One limitation of the current study is that our sample consisted predominantly of White, educated individuals. As such, this research study lacks diversity when discussing blaming a minority group (i.e., Asian victims of hate crimes in the U.S.). More diversity in future research studies should be obtained. Moreover, this study was conducted soon after COVID-19 cases exacerbated in the U.S. Much information regarding COVID-19 was unknown at this time (e.g., death rates, who is impacted most, direct symptoms of a positive diagnosis).
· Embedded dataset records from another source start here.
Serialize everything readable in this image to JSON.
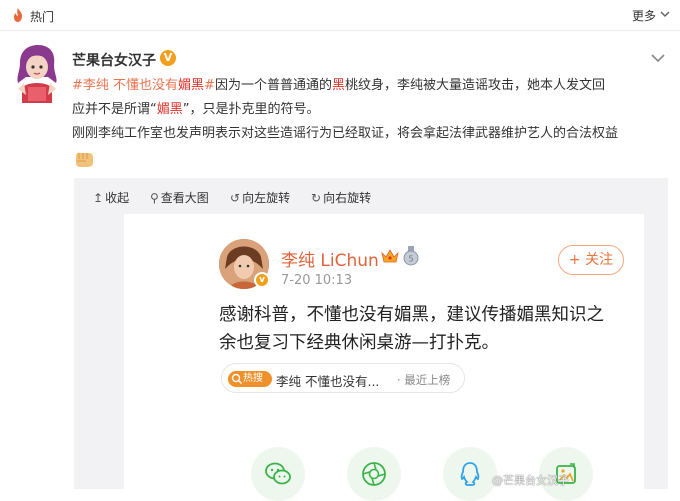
{
  "topbar": {
    "hot_label": "热门",
    "more_label": "更多"
  },
  "post": {
    "username": "芒果台女汉子",
    "vbadge": "V",
    "text": {
      "line1_tag": "#李纯 不懂也没有",
      "line1_tag_red": "媚黑",
      "line1_hash": "#",
      "line1_a": "因为一个普普通通的",
      "line1_red": "黑",
      "line1_b": "桃纹身，李纯被大量造谣攻击，她本人发文回",
      "line2_a": "应并不是所谓“",
      "line2_red": "媚黑",
      "line2_b": "”，只是扑克里的符号。",
      "line3": "刚刚李纯工作室也发声明表示对这些造谣行为已经取证，将会拿起法律武器维护艺人的合法权益"
    }
  },
  "toolbar": {
    "collapse_icon": "↥",
    "collapse": "收起",
    "large_icon": "⚲",
    "large": "查看大图",
    "rotate_left_icon": "↺",
    "rotate_left": "向左旋转",
    "rotate_right_icon": "↻",
    "rotate_right": "向右旋转"
  },
  "screenshot": {
    "name": "李纯 LiChun",
    "time": "7-20 10:13",
    "follow": "+ 关注",
    "text_line1": "感谢科普，不懂也没有媚黑，建议传播媚黑知识之",
    "text_line2": "余也复习下经典休闲桌游—打扑克。",
    "hot_badge": "热搜",
    "hot_text": "李纯 不懂也没有...",
    "hot_meta": "· 最近上榜",
    "share_icons": [
      "wechat-icon",
      "moments-icon",
      "qq-icon",
      "photo-icon"
    ]
  },
  "watermark": "@芒果台女汉子",
  "colors": {
    "tag": "#eb7350",
    "red": "#e0322a",
    "follow": "#e8743f",
    "hot": "#f0902a"
  }
}
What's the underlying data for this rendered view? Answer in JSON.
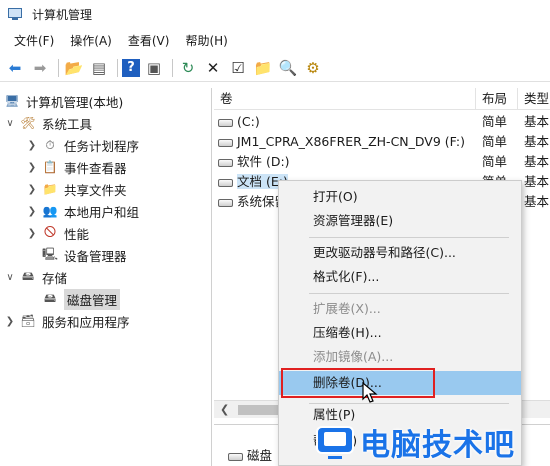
{
  "window": {
    "title": "计算机管理"
  },
  "menubar": [
    {
      "label": "文件(F)"
    },
    {
      "label": "操作(A)"
    },
    {
      "label": "查看(V)"
    },
    {
      "label": "帮助(H)"
    }
  ],
  "tree": {
    "root": "计算机管理(本地)",
    "items": [
      {
        "label": "系统工具"
      },
      {
        "label": "任务计划程序"
      },
      {
        "label": "事件查看器"
      },
      {
        "label": "共享文件夹"
      },
      {
        "label": "本地用户和组"
      },
      {
        "label": "性能"
      },
      {
        "label": "设备管理器"
      },
      {
        "label": "存储"
      },
      {
        "label": "磁盘管理"
      },
      {
        "label": "服务和应用程序"
      }
    ]
  },
  "volumes": {
    "columns": [
      "卷",
      "布局",
      "类型"
    ],
    "rows": [
      {
        "name": "(C:)",
        "layout": "简单",
        "type": "基本"
      },
      {
        "name": "JM1_CPRA_X86FRER_ZH-CN_DV9 (F:)",
        "layout": "简单",
        "type": "基本"
      },
      {
        "name": "软件 (D:)",
        "layout": "简单",
        "type": "基本"
      },
      {
        "name": "文档 (E:)",
        "layout": "简单",
        "type": "基本"
      },
      {
        "name": "系统保留",
        "layout": "简单",
        "type": "基本"
      }
    ]
  },
  "context_menu": {
    "items": [
      {
        "label": "打开(O)"
      },
      {
        "label": "资源管理器(E)"
      },
      {
        "label": "更改驱动器号和路径(C)..."
      },
      {
        "label": "格式化(F)..."
      },
      {
        "label": "扩展卷(X)..."
      },
      {
        "label": "压缩卷(H)..."
      },
      {
        "label": "添加镜像(A)..."
      },
      {
        "label": "删除卷(D)..."
      },
      {
        "label": "属性(P)"
      },
      {
        "label": "帮助(H)"
      }
    ]
  },
  "disk_pane": {
    "label": "磁盘"
  },
  "watermark": {
    "text": "电脑技术吧"
  },
  "colors": {
    "accent": "#1a73e8",
    "highlight": "#99c9ef",
    "callout": "#e02020"
  }
}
As such, unknown variables (e.g., fear related to death rates) may have impacted the current study’s results, and additional research is warranted since previously unknown, important information is now well-known.

10. Future Directions

Future researchers should obtain a larger sample size when examining how individuals blame Asian victims of hate crimes. A larger sample size would contribute to having higher power of detecting significant results. Moreover, researchers should also examine additional predictor variables, such as belief in a just world and social dominance orientation. These variables may contribute to reasons why individuals blame Asian victims of hate crimes. Moreover, researchers should also examine blaming tendencies in various populations, such as college students and religious individuals. There may be additional participants demographics that influence individuals’ tendency to blame Asian victims during the COVID-19 pandemic.

Conflicts of Interest

The authors declare no conflicts of interest.